Morale et Spéculation

Qu’est-ce que la spéculation ? C’est une activité d’anticipation de l’évolution des prix. L’objectif est évidemment d’acheter un certain produit pour le revendre ultérieurement ou inversement de revendre et de le racheter plus tard. Le but est évidemment d'obtenir une plus-value


1. Fonctionnement

La majorité des transactions se font de cette manière et celles-ci se révèlent indispensables au bon fonctionnement des entreprises. Donc la spéculation est essentielle. S’assurer contre les dettes c’est bien ; mais certains ont utilisés les règles du jeu à mauvais escient. Ainsi la spéculation pour gagner de l'argent purement en est une possibilité. Certes cela créé de la liquidité, je dirais même de façon trop liquide. La liquidité est utile aux entreprises quand elles émettent des nouvelles actions/obligations sur le premier marché. Si le second marché est liquide alors les actions pourront partir à un prix raisonnable, ou du moins à un prix attendu à l'entreprise. Si le marché n'est pas liquide, alors les actions vont se "négocier". Ainsi il faut un juste milieu.

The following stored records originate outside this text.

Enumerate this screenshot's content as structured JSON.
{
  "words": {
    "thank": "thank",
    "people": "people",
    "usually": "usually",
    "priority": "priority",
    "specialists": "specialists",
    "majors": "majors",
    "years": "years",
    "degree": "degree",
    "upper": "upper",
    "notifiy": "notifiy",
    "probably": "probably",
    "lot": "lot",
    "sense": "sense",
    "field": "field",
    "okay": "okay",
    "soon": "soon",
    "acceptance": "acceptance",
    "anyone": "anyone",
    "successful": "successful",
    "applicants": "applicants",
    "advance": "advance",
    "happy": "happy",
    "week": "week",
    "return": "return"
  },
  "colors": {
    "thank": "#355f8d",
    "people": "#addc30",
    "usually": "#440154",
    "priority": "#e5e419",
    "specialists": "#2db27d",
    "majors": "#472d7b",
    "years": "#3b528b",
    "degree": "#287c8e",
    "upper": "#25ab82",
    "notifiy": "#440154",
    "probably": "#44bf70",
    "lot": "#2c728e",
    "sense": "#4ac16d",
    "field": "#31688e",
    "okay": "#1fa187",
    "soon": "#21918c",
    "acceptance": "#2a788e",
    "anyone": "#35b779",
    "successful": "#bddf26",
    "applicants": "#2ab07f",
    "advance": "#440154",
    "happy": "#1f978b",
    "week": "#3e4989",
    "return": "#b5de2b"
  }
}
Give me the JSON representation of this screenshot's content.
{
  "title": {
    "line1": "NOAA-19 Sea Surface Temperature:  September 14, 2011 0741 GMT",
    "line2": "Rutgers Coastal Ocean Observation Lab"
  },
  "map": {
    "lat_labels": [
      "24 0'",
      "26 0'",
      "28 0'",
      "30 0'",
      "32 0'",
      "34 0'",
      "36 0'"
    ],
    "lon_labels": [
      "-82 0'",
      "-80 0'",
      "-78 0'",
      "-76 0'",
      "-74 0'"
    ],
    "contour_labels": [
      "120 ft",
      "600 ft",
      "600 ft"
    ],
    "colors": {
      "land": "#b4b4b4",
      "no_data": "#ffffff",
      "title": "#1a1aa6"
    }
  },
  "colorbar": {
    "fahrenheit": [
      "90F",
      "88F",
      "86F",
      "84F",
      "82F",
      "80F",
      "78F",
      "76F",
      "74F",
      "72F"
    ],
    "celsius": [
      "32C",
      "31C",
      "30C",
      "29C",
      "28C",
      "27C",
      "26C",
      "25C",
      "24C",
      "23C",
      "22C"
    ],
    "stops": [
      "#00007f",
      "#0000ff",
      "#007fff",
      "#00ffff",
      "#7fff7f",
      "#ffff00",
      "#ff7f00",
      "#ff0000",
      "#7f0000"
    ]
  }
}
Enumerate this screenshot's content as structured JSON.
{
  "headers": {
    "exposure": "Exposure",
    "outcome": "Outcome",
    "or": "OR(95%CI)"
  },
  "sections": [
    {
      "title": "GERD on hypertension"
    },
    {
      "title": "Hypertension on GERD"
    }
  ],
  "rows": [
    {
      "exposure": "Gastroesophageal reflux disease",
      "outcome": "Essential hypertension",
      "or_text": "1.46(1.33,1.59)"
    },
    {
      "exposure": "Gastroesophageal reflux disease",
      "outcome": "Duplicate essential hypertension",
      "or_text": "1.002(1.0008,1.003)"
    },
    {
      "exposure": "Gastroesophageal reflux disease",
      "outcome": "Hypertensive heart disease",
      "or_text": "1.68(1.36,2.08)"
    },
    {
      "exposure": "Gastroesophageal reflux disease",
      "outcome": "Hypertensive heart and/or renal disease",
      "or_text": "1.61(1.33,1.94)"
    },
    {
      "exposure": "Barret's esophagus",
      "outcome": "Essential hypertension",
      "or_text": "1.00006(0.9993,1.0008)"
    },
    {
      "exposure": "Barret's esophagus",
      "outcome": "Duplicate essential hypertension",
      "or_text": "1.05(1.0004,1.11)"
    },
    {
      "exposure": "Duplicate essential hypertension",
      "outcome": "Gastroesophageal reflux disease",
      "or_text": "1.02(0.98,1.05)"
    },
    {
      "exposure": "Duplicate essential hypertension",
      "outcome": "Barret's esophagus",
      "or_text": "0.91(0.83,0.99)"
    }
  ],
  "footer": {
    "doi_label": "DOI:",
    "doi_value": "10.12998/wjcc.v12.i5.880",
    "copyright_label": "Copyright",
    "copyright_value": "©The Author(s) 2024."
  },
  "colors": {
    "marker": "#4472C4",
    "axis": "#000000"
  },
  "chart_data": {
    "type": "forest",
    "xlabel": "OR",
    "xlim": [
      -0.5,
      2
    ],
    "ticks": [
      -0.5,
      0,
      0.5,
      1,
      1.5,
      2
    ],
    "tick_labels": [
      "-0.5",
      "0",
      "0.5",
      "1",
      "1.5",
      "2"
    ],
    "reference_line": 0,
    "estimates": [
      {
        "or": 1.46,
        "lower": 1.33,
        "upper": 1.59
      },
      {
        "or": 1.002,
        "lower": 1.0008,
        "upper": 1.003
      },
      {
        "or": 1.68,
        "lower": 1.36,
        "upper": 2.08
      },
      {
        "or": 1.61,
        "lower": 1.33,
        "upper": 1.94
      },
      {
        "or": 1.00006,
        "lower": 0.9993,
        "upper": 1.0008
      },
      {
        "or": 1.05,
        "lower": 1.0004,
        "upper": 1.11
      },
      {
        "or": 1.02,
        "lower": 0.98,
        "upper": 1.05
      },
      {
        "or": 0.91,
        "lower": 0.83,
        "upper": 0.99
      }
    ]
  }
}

Globalement, on pourrait évoquer le marché des dérivés et les CDS (Credit Default Swap) qui servent à protéger un créditeur contre le risque de défaut de paiement (ou l'augmentation d'un cours en général, chez les dérivés). Par exemple, si mon débiteur ne peut plus payer, l’assureur contrepartie du CDS va me reprendre la créance à sa valeur initiale et tout faire pour la recouvrer.
Bref ce sont des contrats risqués ; les CDS s’utilisent aussi bien pour se protéger contre le risque de défaut d’une entreprise du CAC40 que pour s’assurer contre le défaut de paiement d’un Etat. Ces CDS sont (malheureusement) cessibles et je vous laisse deviner la suite grâce à (à cause de ?) la titrisation….


2. Théorie
Pour ma part, la spéculation peut être bonne, si elle vise le long terme et un développement durable (bref respecter le principe de prévoyance)…Mes propos peuvent faire sourire quand les actionnaires demandent en général un taux de rentabilité de 15% tout de suite (pas toujours obtenu ou alors compensé par un crédit de l'entreprise pour payer les actionnaires), alors que la croissance mondiale n’est que de 4%...A partir de là, deux possibilités :
  • Soit nous sommes dans une nouvelle économie (où l’économie réelle est différente de l’économie de marché) ; ce que je ne crois pas. Il faudrait, si cette hypothèse se révèle vraie, prendre de plus en plus de risques, les relativiser, développer des mécanismes plus opaques, etc…
  • Soit il va falloir changer. Effectivement s’ils ne font qu’un, on ne pourra pas continuer à réinvestir de moins en moins les profits de l'économie de marché dans l'économie réelle (en passant par des paradis fiscaux au passage) et à les renvoyer dans l'économie de marché.
Évidemment, d'un point de vue globale, certains vont obtenir un retour plus élevé que la croissance globale, et d'autres vont perdre leur mise. En théorie, c'est un jeu à valeur nul ou, du moins, qui ne dépassera pas la croissance globale.
Maintenant, si on regarde l’indice des prix des marchandises depuis un ou deux siècles, on se rend compte que les spéculations excessives existent depuis longtemps et qu’à chaque fois, elles se terminent par une crise. Lorsque je dis excessive cela implique, dès lors trop, que trop de liquidités se trouve en circulation. Or les traders (ou leurs ancêtres) doivent quand même rentabiliser cet argent à un taux suffisamment élevé. Or l’abondance de l’épargne mondiale tue l’épargne en tirant forcément les taux à long terme vers le bas. Comment rentabiliser des capitaux à des taux élevés dans ce cas ? La réponse donnée est d’investir dans tout ce qui ressemble à une bulle liée à des instruments financiers complexes et mal régulés.
Ainsi on peut retrouver cette prise de risque dans la spéculation sur les matières premières, particulièrement ravageuse, comme en 2007-2008. Est ce pour sécuriser les matières premières ? Pas vraiment. Normalement le marché reflète le prix vis-à-vis de la rareté, sauf que pendant la crise, le système a déraillé : il se rabat sur une valeur dite "sure". Mais comme tout le monde essaye de le faire en premier pour gagner de l'argent (ou de moins en perdre), on en arrive à une augmentation incontrôlable des prix et à un décalage de la réalité. J’aurais pu citer la même frénésie dans la spéculation des devises et des taux de change.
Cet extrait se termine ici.